Hayden and Williams agree timber harvests should be increased.
“Oregon was built on natural resources, and radical environmentalists have taken that away from us,” Williams said.
He said conservation groups and the Endangered Species Act have stolen certainty from communities that have long sustained on timber.
“I am angry this state has been hijacked by people that flat don’t get it about what made this state,” Williams said.
Hayden said Oregon should treat timber like a crop that is continually logged and replanted. He said residents lose out on money by not harvesting timber, and lose again when they have to pay for fire suppression after a thick forest burns.
“We need to reverse unemployment, and the solution is growing literally on trees around us, and all we have to do is manage that with common sense,” he said.
Williams said he would like to see Oregon take a harder look at energy opportunities.
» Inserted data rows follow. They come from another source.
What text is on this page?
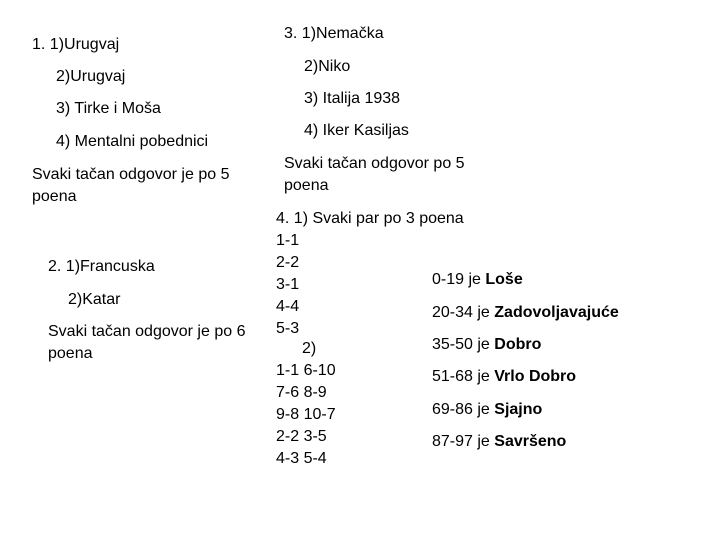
1. 1)Urugvaj
2)Urugvaj
3) Tirke i Moša
4) Mentalni pobednici
Svaki tačan odgovor je po 5 poena
2. 1)Francuska
2)Katar
Svaki tačan odgovor je po 6 poena
3. 1)Nemačka
2)Niko
3) Italija 1938
4) Iker Kasiljas
Svaki tačan odgovor po 5 poena
4. 1) Svaki par po 3 poena
1-1
2-2
3-1
4-4
5-3
2)
1-1 6-10
7-6 8-9
9-8 10-7
2-2 3-5
4-3 5-4
0-19 je Loše
20-34 je Zadovoljavajuće
35-50 je Dobro
51-68 je Vrlo Dobro
69-86 je Sjajno
87-97 je Savršeno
Hayden said corporate taxes should be cut and that new corporations would be more inclined to be in the state if they were taxed less.
“We want to get to the Legislature and say, ‘Hey, listen, we can’t tax these people out of this state and expect to have a healthy economy.’ We need to rethink this,” Hayden said.
Hayden and Williams both expressed dissatisfaction with the Affordable Care Act and would prefer to let the private sector handle health insurance.
Williams said Oregon became a “laughingstock” when it rolled out Cover Oregon, and he wants to build allies in the Legislature to repeal the exchange and the federal Affordable Care Act, both of which he described as “catastrophic failures.”
Hayden said the state should sue Oracle Corp., the primary contractor for Cover Oregon. Oracle officials have shifted blame for the website’s failure to state managers.
Hayden said states should have authority to decide health care reform for residents and that organizations, like his dental charity, can help those who can’t afford insurance.